The next idea he puts forth is in my opinion the critical piece of the puzzle:
“R is characteristic of the field and can vary a lot depending on whether the field targets highly likely relationships or searches for only one or a few true relationships among thousands and millions of hypotheses that may be postulated.”
To me what this says is that the more carefully we in any given field define what is probable prior to torturing the data, the more chance we have of being correct. Following through on his computation he derives this:
“Since usually the vast majority of investigators depend on α = 0.05, this means that a research finding is more likely true than false if (1 − β)R > 0.05.”
So, given the conventional β of 0.8, the R has to be 0.25 or greater to meet this threshold. That is 1 of 4 every 4 hypothesized associations in a given field must be correct. This does not seem like and unreasonable proportion if we are invoking a priori probabilities instead of plunging into analyses head first. In the field of genomics, as I understand it, the shotgun approach to finding associations certainly would alter this relationship in favor of a very high denominator, thus making the probability of a real association much lower.
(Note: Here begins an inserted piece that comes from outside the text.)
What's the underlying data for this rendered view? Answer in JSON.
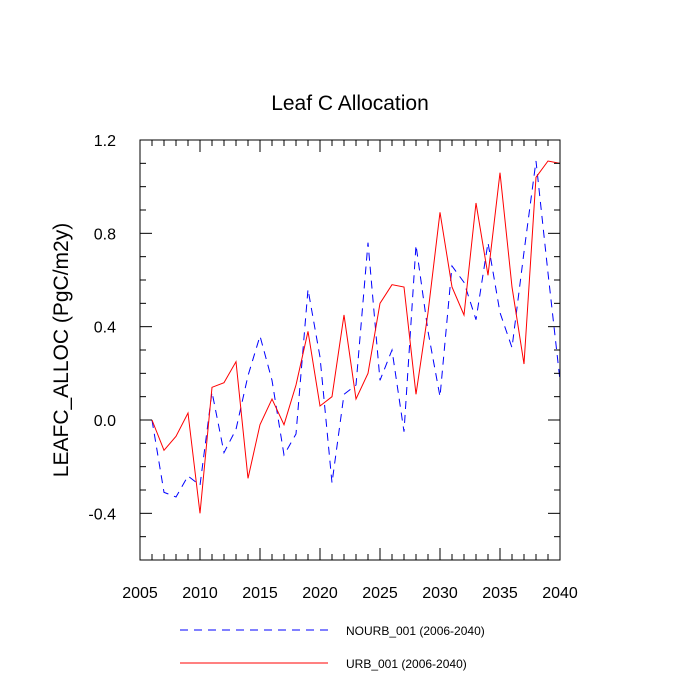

Do I disagree with his assertions about multiple comparisons, biases, fabrication, etc.? Of course not – these are well known and difficult to quantify or remedy. Should we work to get rid of them with more transparency? Absolutely! But does his paper really mean that all of what we think we know is garbage, based on his mathematical model? I do not think so.
As everyone who reads this blog by now knows, I do not believe that we can ever arrive at the absolute truth. We can only inch as close as our methods and interpretations will allow. That is why I am so enamored of Dave deBronkart’s term “illusion of certainty”. I do, however, think that we need to examine these criticisms reasonably and not throw they baby out with the bath water.
I would be grateful to hear others’ interpretations of the Ioannidis’ paper, as it is quite possible that I have missed or misinterpreted something very important. After all, we are all learning.